A Kansas lawmaker twice compared COVID-19 masking and vaccine requirements to the treatment of Jews in Nazi Germany during a Friday hearing devoted to challenging President Joe Biden’s federal vaccination effort. The comments drew swift condemnation. A rabbi who often lobbies legislators, and the American Jewish Committee of Kansas City called the remarks antisemitic.
The lawmaker, Rep. Brenda Landwehr of Wichita, said biases against non-vaccinated Kansans and insistence that those individuals wear masks amounted to “modern day racism.”
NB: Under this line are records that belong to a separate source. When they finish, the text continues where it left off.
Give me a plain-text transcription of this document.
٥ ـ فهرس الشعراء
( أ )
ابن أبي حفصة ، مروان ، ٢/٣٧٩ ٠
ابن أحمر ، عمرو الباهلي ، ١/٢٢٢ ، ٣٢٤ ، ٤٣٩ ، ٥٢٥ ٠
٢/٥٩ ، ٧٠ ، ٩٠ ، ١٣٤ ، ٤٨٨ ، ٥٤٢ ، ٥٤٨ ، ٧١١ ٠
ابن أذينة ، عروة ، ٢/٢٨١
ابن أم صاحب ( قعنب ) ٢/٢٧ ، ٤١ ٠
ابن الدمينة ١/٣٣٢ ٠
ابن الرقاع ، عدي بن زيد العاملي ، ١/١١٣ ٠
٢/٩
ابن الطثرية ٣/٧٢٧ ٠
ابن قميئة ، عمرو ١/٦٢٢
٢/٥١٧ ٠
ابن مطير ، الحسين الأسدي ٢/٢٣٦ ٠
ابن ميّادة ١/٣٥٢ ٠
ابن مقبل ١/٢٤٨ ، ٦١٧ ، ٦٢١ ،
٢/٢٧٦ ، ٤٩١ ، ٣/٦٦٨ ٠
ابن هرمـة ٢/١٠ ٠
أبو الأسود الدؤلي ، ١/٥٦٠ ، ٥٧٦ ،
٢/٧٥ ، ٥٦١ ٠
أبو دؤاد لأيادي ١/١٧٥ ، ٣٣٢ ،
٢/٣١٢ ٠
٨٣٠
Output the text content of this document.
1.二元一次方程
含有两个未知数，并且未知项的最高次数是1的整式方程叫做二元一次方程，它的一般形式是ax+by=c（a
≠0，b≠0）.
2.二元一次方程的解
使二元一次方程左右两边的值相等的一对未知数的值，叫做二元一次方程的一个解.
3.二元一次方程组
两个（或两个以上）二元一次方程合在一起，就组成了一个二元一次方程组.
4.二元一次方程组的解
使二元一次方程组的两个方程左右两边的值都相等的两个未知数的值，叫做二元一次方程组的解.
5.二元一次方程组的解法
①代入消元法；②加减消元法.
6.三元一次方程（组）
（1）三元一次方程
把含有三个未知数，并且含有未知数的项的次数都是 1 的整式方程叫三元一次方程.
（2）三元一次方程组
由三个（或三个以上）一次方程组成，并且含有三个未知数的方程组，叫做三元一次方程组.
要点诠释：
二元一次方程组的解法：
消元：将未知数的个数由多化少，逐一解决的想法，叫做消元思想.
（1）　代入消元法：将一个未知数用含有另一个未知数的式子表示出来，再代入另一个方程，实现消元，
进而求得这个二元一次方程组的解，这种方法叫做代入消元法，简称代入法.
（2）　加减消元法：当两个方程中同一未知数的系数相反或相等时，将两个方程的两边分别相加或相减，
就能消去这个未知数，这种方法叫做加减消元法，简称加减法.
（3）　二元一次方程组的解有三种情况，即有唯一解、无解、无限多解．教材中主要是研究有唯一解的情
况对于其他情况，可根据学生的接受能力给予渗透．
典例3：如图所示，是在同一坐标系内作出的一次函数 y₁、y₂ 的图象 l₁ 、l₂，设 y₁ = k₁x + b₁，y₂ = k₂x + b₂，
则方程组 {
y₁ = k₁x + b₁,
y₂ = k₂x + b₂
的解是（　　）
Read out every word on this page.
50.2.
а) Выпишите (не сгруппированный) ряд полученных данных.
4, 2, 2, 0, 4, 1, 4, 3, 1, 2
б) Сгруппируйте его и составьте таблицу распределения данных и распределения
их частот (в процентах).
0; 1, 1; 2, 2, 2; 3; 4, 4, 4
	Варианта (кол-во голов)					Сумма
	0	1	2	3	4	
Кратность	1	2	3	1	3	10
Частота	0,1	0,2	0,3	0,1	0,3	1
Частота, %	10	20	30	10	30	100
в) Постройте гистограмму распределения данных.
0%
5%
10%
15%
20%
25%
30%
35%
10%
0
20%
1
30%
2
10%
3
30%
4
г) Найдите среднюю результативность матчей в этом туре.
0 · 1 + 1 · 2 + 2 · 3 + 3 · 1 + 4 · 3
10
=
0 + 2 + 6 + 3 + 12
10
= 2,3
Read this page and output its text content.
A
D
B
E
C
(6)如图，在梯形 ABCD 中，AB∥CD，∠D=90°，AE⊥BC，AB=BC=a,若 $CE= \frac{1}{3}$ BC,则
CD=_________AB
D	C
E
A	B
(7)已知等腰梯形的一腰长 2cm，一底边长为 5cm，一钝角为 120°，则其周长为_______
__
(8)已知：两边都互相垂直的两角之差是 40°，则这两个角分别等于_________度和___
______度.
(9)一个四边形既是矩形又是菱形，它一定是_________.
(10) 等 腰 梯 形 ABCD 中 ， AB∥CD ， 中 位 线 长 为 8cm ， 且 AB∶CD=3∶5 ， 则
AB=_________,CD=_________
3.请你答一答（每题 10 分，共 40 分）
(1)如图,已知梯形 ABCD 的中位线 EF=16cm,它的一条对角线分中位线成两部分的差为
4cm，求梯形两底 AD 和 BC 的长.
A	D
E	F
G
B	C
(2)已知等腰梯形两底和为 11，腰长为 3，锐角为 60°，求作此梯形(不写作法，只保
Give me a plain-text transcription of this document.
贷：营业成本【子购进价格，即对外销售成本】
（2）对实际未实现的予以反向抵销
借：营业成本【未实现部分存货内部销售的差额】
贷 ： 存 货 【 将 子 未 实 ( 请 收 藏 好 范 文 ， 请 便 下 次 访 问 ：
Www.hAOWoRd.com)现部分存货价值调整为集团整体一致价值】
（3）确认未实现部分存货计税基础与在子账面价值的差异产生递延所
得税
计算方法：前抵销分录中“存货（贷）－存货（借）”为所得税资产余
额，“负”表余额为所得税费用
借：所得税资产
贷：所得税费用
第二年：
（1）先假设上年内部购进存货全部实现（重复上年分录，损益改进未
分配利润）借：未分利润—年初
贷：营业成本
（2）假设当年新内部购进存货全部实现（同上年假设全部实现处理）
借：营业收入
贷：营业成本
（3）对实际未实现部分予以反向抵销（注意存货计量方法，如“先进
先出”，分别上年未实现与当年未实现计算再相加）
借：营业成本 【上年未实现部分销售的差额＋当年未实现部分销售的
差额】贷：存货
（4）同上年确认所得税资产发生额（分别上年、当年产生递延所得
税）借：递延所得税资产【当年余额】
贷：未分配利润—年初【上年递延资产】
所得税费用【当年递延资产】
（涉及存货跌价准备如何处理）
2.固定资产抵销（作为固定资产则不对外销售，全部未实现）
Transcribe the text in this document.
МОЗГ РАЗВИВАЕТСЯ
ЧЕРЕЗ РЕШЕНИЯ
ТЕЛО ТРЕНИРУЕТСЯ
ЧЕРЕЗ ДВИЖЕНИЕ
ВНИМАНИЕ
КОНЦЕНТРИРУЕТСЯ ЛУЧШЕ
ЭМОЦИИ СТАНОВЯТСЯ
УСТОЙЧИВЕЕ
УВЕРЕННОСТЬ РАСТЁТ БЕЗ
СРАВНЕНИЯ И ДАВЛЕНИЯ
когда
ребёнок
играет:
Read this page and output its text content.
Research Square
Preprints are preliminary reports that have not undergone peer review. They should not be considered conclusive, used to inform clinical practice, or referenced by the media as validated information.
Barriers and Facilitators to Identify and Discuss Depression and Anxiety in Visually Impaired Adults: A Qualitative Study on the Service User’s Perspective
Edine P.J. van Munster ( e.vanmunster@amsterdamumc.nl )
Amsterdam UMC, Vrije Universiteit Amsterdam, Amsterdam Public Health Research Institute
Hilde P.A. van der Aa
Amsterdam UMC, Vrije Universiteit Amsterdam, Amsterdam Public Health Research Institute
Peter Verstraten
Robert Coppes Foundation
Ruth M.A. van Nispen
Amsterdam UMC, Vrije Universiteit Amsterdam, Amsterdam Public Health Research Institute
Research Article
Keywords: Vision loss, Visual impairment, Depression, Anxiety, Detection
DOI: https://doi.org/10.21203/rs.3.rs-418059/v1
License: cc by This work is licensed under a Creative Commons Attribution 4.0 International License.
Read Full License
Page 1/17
“This is racism against the modern day Jew,” Landwehr said, repeating a phrase used earlier in the hearing by a union president. “Which is anyone who disagrees.” Landwehr, a Republican, returned to the point minutes later, noting that the use of the phrase “go down a path” by a Democratic state senator evoked memories of a documentary about Nazi Germany she said she had watched. She didn’t identify the documentary.
“Do I believe that’s what we’re trying to do? I hope not,” Landwehr said. Her comments came midway through the first day of the Legislature’s Interim Committee on Government Overreach and COVID-19 Mandates. They were in response to testimony from Cornell Beard, president of the Wichita Machinist and Aerospace Workers union, who told committee members that forcing non-vaccinated people to wear masks would be tantamount to the yellow stars that marked Jews in Nazi Germany. During the six-and-a-half-hour hearing, none of the committee’s other 10 members, including Senate President Ty Masterson, condemned or disputed Landwehr or Beard’s statements. Speaking to reporters afterward, Masterson said the comments were simply indicative of how “extremely serious” the issue was to Landwehr and Beard. Gavi Gellar, executive director of the American Jewish Committee of Greater Kansas City, said the comments reflect a disturbing recent theme of “Holocaust distortion” triggered by COVID-19.